In 2025, the club was moved to the Northern Premier League West, and were relegated for the first time in their history on the final day following a 2–1 defeat to Witton Albion, finishing in 19th place, one point from safety.

==Women's team==
Sporting Khalsa's women's team was established in 2015 following a merger with FC Reedswood. They were promoted to the FA Women's National League Premier Division for the 2024–25 season.

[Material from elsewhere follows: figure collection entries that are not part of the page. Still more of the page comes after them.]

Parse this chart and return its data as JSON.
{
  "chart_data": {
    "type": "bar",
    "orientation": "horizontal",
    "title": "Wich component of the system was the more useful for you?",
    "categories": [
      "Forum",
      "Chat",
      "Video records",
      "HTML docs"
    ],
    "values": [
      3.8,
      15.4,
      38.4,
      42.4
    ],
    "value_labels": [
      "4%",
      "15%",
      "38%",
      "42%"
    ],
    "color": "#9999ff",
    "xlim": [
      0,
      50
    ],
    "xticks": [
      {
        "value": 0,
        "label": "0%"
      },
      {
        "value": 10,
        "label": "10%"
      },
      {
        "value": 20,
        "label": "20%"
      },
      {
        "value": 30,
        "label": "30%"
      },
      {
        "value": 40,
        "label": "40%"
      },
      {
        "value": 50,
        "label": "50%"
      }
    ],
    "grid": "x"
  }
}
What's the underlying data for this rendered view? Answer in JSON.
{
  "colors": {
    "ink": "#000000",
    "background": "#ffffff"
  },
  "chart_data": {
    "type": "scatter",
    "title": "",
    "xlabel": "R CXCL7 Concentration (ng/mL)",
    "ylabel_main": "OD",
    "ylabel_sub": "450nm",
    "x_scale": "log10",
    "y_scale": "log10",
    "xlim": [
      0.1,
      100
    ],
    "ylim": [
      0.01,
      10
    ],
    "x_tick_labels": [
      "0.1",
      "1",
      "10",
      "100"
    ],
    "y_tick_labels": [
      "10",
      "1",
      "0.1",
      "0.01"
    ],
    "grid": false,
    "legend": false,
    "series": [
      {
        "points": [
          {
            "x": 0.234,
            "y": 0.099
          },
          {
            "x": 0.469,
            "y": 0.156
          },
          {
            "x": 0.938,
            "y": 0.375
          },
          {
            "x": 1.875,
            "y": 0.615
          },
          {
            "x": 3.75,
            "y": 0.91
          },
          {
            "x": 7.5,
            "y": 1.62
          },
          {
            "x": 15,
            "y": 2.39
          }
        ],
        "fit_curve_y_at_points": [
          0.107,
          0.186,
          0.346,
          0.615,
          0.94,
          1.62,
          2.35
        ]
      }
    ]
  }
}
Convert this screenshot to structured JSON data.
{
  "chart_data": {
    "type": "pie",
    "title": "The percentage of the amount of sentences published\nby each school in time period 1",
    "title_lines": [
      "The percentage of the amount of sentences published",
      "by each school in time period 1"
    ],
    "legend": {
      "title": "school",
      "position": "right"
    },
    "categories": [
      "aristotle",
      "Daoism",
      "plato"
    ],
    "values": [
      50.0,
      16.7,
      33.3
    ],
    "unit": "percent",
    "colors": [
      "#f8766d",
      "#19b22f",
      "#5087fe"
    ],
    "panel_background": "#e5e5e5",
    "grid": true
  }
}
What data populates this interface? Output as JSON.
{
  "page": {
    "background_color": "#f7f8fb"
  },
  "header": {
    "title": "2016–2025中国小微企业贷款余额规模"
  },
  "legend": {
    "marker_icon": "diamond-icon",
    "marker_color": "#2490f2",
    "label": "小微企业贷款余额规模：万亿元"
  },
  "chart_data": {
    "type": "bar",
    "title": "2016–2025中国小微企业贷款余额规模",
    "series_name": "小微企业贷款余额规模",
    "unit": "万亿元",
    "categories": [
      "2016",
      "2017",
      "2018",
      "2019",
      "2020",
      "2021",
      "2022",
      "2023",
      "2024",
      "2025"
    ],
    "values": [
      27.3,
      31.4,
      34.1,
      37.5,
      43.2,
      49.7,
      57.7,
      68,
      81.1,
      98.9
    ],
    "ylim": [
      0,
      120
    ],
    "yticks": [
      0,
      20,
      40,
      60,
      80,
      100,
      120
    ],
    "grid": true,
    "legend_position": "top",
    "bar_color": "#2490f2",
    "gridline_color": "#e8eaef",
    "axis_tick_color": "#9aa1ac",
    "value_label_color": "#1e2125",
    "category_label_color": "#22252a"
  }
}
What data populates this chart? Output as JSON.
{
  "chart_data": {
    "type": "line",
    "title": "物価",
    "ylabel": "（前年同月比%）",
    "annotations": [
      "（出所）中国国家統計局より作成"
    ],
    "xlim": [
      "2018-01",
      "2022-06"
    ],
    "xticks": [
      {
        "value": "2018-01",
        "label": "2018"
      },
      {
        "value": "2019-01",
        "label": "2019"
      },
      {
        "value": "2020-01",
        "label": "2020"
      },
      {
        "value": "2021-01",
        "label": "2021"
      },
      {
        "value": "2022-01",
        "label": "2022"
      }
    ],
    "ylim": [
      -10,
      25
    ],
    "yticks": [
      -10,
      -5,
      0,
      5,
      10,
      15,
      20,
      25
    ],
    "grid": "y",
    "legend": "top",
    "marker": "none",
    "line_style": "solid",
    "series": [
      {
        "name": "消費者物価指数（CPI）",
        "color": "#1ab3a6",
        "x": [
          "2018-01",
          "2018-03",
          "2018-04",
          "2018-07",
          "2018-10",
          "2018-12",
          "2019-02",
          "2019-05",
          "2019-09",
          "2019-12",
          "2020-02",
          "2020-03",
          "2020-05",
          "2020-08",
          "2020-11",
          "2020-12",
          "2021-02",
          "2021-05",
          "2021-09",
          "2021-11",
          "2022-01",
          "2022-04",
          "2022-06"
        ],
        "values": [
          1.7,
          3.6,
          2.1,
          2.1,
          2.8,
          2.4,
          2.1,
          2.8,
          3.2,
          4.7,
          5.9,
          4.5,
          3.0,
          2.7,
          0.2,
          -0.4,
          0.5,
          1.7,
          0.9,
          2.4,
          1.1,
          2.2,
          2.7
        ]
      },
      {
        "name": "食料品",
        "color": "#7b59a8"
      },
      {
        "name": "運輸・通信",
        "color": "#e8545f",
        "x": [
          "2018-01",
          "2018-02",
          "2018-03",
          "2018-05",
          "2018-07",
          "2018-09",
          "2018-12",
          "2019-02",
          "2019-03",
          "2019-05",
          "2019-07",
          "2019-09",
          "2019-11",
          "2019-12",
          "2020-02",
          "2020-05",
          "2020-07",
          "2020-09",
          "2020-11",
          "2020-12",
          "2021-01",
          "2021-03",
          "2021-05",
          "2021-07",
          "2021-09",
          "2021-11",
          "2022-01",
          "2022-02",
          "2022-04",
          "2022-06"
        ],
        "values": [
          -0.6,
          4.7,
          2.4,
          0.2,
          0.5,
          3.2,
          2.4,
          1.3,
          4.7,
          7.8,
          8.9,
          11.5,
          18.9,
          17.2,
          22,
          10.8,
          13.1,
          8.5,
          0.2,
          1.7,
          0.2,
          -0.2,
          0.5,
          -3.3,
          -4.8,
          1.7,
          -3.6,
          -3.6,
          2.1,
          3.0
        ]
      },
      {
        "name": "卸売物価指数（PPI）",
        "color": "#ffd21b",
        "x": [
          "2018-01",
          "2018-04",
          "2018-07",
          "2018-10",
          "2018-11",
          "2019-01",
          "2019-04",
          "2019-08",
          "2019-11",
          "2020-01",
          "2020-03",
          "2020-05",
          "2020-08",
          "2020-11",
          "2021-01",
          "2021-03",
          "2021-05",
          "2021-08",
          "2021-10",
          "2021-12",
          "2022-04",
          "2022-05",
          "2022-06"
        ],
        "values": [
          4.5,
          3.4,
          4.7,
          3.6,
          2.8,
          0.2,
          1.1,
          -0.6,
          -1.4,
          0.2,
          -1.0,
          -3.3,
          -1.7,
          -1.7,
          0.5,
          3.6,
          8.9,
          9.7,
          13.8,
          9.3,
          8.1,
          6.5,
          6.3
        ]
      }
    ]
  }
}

The club were relegated from the third tier following the 2025-26 season.

==Current squad==

| No. | Pos. | Nation | Player |
|---|---|---|---|
| — | GK | JAM | Ravan Constable |
| — | GK | ENG | Brandon Ganley |
| — | DF | ENG | Kristian Green (captain) |
| — | DF | SKN | Rio Sawyers |
| — | DF | GRE | Zach Kourouiyanni |
| — | DF | ENG | Mikkel Hirst |
| — | DF | ENG | Dominic Perkins |
| — | DF | ENG | Narel Phillips |
| — | MF | ENG | Stan Asomugha |
| — | MF | ENG | Bradley Burgess |
| — | MF | ENG | Peter Taylor |

| No. | Pos. | Nation | Player |
|---|---|---|---|
| — | MF | ENG | Sam Fitzgerald |
| — | MF | ENG | Dan Broni-Phillips |
| — | MF | PAK | Rahis Nabi |
| — | MF | ENG | Kartell Dawkins |
| — | MF | ENG | Kieron Whittaker |
| — | FW | ENG | Luke Shearer |
| — | FW | ENG | Jonas Nsaka |
| — | FW | ENG | Daniel Gyasi |
| — | FW | IND | Gurjit Singh |
| — | FW | ENG | Andre Landell |
| — | FW | ENG | Chay Tilt |

==Club officials==

- Football staff
- Manager: ENG Ian Rowe
- Assistant head coaches: ENG Gavin Allers and ENG Jason Lanns
- Head goalkeeper coach: ENG Adam Marusiak

- Support staff
- Head Data Analyst: ENG Ryan Howell
- Head Physio: ENG Jack Stewart
- Kitman: ENG Simon Haynes

- Club executives

- Chairman: IND Raj Gill
- Club Secretary – IND Manjit Gill
- First–Team Secretary - ENG Simon Haynes
- Head of Media: ENG Harry Marston
- Media Officer: ENG Tom Smith
- Media Officer: ENG Harrison Sherratt

==Records==
- Best league performance: 5th in Northern Premier League Midlands, 2022–23
- Best FA Cup performance: Fourth qualifying round, 2015–16
- Best FA Trophy performance: Second round, 2024–25
- Best FA Vase performance: Quarter-finals, 2016–17
- Best Women's FA Cup performance: Third round, 2025–26
- Record attendance: 2,252 v F.C. United of Manchester, 24 October 2015, FA Cup Fourth qualifying round.